Autumn was an active time at Omaha's Heron Haven as numerous Boy Scouts were completing their Eagle Scout projects.
"Heron Haven is a local treasure which the scouts' efforts have made even more special," said Ione Werthman, the guiding force, site manager and overall visionary for the nature area near 119th and Old Maple Road. "We are a volunteer-run area, and any projects can help improve our area. I am very proud of the fabulous jobs the scouts did."
Heron Haven comprises 25 acres at a site which, in 1991 was slated to become an apartment complex.
It is now a wetland resort for nature, providing educational and learning opportunities for schools, scouts and church groups as an important and essential part of its mission.
There were at least a dozen scouts, from different Omaha troops, which recently finished their projects, Werthman said. "We've had six one year, and three or four other years, so the boy's effort this year were exceptional."
There have been about 30 scout projects done on the area in the past ten years, Werthman noted.
Particular projects she mentioned, included:
Frank McKenzies: constructed a chimney swift tower which was placed in an appropriate place. This species has not yet been observed at the haven, but Werthman said she is looking forward to adding it to the site's currently tally of 139 species of birds.
A set of triplets, each completed their own project. Mike Bauwens built six benches, placed along the trail, providing a place for a respite while walking about. His brother Patrick, built 20 bluebird houses which were installed along the dike which is the western boundary of the haven, and along Old Maple Road. The Eastern Bluebird is another species which can hopefully be added to the site's bird list. Ben Bauwens placed wire protection around 22 trees to prevent any beavers from gnawing on them, which could result in their loss.
Mason Hiller made six tree permanent identification signs that were anchored in concrete along the hiking trail, which will be beneficial in noting trees during hikes for visitors as well as helping younger scouts identify trees while getting their nature merit badges.
Philian Hoff improved the parking lot, including eradicating an unwanted invasive species, the Asian reed canary grass.
Stephen Hardesty also worked to get rid of the same unwanted grass, and planted native grasses to add to the "backyard setting" around the nature center.
Andrew Fish cleaned up and widened the hiking trail, and putting pea gravel in place to make the route to the boardwalk, handicap accessible.
Brian Ermal improved and widened the trail, placing wood chips for a good distance through the trees and to the viewing blind near the wetland.
Garrett Barrends built a protection fence railing along a curve in the trail where it is near water, making the route safer for young kids.
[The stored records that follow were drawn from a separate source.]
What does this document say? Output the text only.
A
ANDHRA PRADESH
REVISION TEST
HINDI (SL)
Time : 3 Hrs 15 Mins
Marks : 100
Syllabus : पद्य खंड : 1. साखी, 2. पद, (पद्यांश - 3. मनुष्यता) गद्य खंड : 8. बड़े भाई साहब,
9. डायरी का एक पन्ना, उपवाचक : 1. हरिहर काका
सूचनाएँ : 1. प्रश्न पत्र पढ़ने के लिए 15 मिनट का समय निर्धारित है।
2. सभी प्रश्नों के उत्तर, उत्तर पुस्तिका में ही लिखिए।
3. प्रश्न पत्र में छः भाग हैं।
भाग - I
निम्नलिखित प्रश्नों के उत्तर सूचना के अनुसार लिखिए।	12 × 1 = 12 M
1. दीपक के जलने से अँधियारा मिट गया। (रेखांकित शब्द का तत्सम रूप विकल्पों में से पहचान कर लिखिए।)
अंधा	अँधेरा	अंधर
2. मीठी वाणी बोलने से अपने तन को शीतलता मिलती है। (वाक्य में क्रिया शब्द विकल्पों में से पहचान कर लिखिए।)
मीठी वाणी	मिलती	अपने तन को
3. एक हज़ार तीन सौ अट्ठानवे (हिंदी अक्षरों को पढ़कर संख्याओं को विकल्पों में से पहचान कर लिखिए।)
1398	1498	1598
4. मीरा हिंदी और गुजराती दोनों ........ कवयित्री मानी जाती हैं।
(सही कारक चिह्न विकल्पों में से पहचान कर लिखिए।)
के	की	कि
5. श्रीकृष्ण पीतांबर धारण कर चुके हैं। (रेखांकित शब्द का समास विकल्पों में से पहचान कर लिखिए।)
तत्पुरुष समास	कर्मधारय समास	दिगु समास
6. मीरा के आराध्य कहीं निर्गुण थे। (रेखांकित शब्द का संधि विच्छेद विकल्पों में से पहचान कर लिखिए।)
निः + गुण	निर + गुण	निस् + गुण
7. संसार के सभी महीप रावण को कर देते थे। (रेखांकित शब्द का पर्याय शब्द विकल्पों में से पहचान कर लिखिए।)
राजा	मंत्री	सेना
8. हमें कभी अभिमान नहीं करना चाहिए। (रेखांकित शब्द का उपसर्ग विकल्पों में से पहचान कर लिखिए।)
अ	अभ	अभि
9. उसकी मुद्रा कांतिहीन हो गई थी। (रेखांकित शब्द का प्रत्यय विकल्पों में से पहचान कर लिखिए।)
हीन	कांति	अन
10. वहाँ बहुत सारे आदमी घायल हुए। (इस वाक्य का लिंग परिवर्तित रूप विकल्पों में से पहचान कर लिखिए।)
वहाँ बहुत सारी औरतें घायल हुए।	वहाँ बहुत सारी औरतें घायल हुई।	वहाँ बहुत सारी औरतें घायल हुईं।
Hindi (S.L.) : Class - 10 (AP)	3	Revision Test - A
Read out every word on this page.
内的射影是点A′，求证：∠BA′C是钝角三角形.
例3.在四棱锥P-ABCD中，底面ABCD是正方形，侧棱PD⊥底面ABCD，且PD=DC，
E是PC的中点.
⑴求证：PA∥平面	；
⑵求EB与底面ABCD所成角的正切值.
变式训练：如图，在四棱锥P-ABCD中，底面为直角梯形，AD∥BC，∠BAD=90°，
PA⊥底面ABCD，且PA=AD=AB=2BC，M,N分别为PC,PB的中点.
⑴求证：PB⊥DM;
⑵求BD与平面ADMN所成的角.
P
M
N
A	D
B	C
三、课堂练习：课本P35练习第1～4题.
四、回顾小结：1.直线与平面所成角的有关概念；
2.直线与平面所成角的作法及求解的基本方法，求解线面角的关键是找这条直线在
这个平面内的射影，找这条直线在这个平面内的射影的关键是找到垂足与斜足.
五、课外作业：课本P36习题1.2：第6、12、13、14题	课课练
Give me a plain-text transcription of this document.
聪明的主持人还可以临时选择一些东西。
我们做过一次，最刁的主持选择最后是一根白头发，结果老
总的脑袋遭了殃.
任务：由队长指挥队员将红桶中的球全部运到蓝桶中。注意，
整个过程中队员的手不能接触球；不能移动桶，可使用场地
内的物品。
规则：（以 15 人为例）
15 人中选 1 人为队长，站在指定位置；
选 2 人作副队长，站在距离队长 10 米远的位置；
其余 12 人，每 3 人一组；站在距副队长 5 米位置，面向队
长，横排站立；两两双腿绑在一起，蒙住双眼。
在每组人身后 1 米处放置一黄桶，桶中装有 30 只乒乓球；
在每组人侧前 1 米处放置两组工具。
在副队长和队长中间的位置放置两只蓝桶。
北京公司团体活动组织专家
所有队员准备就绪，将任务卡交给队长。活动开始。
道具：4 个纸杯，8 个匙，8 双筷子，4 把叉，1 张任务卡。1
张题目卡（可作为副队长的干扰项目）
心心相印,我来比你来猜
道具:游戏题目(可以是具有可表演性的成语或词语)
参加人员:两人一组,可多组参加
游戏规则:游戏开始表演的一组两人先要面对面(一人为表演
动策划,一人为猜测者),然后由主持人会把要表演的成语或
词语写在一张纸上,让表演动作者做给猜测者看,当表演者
Blake Gittler improved the front of the building by removing weeds, putting plastic in place and covering it with pea gravel to inhibit future growth, did some painting and otherwise improved the "front door appeal" of the nature center.
Previous scout projects have been helpful by painting the building, making recycle bins and putting fences around the gardens, Werthman said.
Additional community support was provided by a local resident who donated their former wooden fence, when they were redoing their yard.
Heron Haven relies on volunteers to get things done, as it is supported by memberships and donations.
"I personally invite area residents to Heron Haven to personally observe the wonderful results of the scout projects," Werthman said, adding that "we are trying to get ideas for new projects all the time."